接栓の付け直しは、芯線と外部導体が触れ合わないよう正確に作業する必要があります。工具や作業経験に不安があるなら、両端に接栓が加工済みの既製品ケーブルへの交換、あるいは業者への依頼を考えてみてください。
短すぎたときは延長コネクタで対応できるが、つなぎすぎには気をつけて
F型中継コネクタで延長するのが手軽な方法
ケーブルが少し短くて届かない場合は、F型中継コネクタと追加のアンテナ線を組み合わせることで延長できます。ホームセンターや家電量販店で手軽に入手でき、工具なしで取り付けられる製品も多くあります。
ただし、接続点が増えるほど信号の損失や接触不良の原因も増えます。 元々の受信レベルが低い環境では、延長後に映りが悪くなることもあります。

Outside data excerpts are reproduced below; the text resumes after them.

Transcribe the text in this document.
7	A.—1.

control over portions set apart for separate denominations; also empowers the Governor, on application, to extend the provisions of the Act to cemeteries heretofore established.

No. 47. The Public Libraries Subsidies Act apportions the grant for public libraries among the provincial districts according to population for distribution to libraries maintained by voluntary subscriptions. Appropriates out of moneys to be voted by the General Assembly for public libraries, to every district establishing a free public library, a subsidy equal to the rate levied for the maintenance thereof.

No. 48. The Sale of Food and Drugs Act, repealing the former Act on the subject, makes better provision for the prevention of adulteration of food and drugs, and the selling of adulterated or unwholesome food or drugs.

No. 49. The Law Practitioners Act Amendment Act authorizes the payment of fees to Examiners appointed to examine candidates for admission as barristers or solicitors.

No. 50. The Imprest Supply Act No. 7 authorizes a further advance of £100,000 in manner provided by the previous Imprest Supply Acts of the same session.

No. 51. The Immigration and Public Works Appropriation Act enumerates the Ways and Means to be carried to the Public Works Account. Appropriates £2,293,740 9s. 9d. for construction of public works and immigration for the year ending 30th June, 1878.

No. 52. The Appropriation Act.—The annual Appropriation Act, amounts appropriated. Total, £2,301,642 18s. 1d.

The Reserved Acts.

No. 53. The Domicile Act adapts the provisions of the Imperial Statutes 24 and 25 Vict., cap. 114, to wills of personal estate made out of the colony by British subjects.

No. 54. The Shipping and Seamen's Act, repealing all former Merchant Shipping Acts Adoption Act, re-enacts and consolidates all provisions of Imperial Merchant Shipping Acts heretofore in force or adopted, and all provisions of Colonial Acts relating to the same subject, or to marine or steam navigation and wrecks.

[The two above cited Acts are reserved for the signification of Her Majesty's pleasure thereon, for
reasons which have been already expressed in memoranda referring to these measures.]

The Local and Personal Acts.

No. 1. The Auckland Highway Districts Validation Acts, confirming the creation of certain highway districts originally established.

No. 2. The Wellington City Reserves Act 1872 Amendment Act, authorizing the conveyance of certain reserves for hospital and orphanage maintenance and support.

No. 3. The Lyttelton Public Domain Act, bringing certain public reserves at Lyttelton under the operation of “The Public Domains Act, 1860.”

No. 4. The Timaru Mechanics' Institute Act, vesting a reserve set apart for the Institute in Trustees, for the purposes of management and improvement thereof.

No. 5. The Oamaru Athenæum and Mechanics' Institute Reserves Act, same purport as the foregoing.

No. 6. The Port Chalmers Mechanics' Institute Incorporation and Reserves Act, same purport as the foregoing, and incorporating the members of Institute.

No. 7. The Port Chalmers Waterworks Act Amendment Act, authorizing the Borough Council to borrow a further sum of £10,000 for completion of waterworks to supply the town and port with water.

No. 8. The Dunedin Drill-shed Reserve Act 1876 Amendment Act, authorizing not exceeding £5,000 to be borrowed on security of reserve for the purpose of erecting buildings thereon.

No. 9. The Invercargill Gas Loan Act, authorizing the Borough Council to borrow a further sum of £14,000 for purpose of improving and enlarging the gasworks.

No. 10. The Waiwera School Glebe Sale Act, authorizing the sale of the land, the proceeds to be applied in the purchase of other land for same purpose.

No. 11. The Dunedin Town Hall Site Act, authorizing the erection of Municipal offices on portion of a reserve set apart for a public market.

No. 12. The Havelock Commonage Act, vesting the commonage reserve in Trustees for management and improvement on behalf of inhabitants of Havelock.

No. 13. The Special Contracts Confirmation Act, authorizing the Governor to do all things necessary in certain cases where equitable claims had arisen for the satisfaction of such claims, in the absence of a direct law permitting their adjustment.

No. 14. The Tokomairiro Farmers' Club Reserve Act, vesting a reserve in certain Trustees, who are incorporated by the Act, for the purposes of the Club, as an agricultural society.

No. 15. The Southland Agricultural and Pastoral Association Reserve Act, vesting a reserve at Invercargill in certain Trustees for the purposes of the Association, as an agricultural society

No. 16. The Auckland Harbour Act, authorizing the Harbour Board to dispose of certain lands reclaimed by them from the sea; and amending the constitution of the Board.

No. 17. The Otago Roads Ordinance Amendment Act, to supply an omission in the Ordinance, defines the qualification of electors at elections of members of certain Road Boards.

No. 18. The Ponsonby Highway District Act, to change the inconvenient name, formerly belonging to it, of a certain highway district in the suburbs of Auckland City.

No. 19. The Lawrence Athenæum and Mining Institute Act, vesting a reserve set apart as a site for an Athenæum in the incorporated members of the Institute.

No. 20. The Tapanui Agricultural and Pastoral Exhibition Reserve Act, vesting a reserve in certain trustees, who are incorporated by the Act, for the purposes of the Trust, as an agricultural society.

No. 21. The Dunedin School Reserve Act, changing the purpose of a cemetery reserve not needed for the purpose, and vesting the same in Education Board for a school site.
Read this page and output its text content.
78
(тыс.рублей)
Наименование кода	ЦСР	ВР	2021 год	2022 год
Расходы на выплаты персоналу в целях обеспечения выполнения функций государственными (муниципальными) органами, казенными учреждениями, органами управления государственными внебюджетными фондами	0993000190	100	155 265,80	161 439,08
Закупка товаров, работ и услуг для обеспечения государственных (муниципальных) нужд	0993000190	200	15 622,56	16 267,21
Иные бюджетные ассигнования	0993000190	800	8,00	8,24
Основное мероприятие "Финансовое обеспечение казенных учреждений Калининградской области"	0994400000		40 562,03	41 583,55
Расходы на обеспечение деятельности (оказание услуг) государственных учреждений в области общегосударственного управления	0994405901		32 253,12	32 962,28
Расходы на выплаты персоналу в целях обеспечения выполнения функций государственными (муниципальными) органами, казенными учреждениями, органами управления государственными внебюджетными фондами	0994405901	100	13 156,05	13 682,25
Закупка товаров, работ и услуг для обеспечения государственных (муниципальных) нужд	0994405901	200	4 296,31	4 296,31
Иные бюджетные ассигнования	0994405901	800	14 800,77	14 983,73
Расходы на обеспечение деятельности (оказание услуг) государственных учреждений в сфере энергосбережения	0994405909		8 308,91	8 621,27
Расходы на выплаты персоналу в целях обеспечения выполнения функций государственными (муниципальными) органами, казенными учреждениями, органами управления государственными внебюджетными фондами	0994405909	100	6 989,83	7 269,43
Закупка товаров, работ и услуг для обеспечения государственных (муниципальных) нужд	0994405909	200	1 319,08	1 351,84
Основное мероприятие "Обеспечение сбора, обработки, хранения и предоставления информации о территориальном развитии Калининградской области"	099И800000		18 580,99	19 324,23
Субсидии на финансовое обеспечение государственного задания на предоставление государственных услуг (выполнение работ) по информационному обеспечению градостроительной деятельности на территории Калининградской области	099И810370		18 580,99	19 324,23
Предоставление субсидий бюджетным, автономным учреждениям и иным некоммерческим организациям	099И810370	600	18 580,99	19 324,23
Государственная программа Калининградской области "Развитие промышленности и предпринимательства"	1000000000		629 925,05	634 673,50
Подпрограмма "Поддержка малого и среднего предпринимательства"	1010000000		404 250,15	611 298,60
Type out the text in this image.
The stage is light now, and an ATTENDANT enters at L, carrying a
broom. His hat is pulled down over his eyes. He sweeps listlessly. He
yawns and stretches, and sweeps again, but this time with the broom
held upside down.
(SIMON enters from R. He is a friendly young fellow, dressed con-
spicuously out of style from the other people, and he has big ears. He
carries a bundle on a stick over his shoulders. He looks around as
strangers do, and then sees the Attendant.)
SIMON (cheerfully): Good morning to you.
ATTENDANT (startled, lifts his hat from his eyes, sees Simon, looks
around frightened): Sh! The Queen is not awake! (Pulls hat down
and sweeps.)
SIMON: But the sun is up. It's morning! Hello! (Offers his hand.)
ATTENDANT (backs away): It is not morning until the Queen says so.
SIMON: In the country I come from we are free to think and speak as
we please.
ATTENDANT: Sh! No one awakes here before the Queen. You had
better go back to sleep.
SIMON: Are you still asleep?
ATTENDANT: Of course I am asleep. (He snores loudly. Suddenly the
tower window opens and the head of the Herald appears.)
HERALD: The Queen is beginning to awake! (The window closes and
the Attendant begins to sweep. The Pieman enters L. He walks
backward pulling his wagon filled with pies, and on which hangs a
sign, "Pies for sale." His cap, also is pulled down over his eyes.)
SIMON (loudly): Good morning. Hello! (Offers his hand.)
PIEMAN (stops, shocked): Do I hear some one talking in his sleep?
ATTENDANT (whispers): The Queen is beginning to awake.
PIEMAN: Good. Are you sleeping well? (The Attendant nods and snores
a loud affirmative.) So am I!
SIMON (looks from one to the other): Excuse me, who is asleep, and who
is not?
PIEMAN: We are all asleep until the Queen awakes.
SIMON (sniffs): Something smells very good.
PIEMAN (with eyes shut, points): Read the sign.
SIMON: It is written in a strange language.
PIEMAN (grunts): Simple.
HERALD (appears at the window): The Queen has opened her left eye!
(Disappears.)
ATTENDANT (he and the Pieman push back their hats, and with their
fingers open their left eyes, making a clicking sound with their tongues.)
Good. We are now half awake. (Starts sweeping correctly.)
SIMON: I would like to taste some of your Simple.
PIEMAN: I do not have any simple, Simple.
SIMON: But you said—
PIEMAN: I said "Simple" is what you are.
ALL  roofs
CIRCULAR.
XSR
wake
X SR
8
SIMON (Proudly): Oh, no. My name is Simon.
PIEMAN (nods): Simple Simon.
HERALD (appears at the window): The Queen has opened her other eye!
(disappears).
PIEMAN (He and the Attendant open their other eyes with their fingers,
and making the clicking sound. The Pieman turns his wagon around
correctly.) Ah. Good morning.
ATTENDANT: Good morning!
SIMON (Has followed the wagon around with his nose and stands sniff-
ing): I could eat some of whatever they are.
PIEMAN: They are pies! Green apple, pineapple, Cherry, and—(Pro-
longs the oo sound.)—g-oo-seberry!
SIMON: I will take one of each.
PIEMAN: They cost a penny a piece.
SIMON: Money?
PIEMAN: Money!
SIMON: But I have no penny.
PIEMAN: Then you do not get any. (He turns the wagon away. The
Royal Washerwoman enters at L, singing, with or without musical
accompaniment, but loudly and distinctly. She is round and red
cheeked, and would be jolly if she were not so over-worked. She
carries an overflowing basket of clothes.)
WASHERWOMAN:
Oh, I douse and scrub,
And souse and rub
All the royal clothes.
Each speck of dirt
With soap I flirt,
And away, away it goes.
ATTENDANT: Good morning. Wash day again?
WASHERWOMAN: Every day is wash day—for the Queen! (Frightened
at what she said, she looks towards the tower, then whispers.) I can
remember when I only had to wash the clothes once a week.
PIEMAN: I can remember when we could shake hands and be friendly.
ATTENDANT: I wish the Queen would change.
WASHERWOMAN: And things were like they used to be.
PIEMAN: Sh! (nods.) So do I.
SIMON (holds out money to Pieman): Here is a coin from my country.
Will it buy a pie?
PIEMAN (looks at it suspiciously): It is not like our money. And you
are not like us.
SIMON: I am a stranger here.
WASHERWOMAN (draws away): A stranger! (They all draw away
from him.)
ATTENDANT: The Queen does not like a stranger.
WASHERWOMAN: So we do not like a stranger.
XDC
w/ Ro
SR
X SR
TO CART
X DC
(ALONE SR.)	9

できることなら、中継コネクタを使わず最初から1本もので適切な長さのケーブルに交換するのが理想です。手間はかかりますが、接続点がなくなることで受信が安定しやすくなります。
長距離や改善しない場合は業者への相談を
延長しても映りが改善しない場合や、部屋をまたいで長く引き回す場合は、中継コネクタだけでは対処しにくくなります。受信レベルや配線ルートによっては、ブースターの確認や配線の見直しが必要になることがあります。
ブースターは信号を増幅しますが、設置を誤るとノイズも一緒に増えてしまうことがあります。判断が難しいと感じたら、専門業者に相談すると原因を確認しやすくなります。
まとめ:アンテナ線は「実測+少しの余裕」が基本
アンテナ線の長さは、配線ルートをメジャーで実測してから、テレビを動かす分の少しの余裕を足して選ぶのが基本です。
余ったときはゆるくまとめて電源コードから離す、短すぎたときは延長コネクタで対応するというのが一般的な対処の流れです。ただし、接続点を増やさず1本もので引くことが受信の安定につながります。 長距離配線や改善が見られない場合は、無理にDIYで解決しようとせず、専門業者への相談も選択肢に入れておきましょう。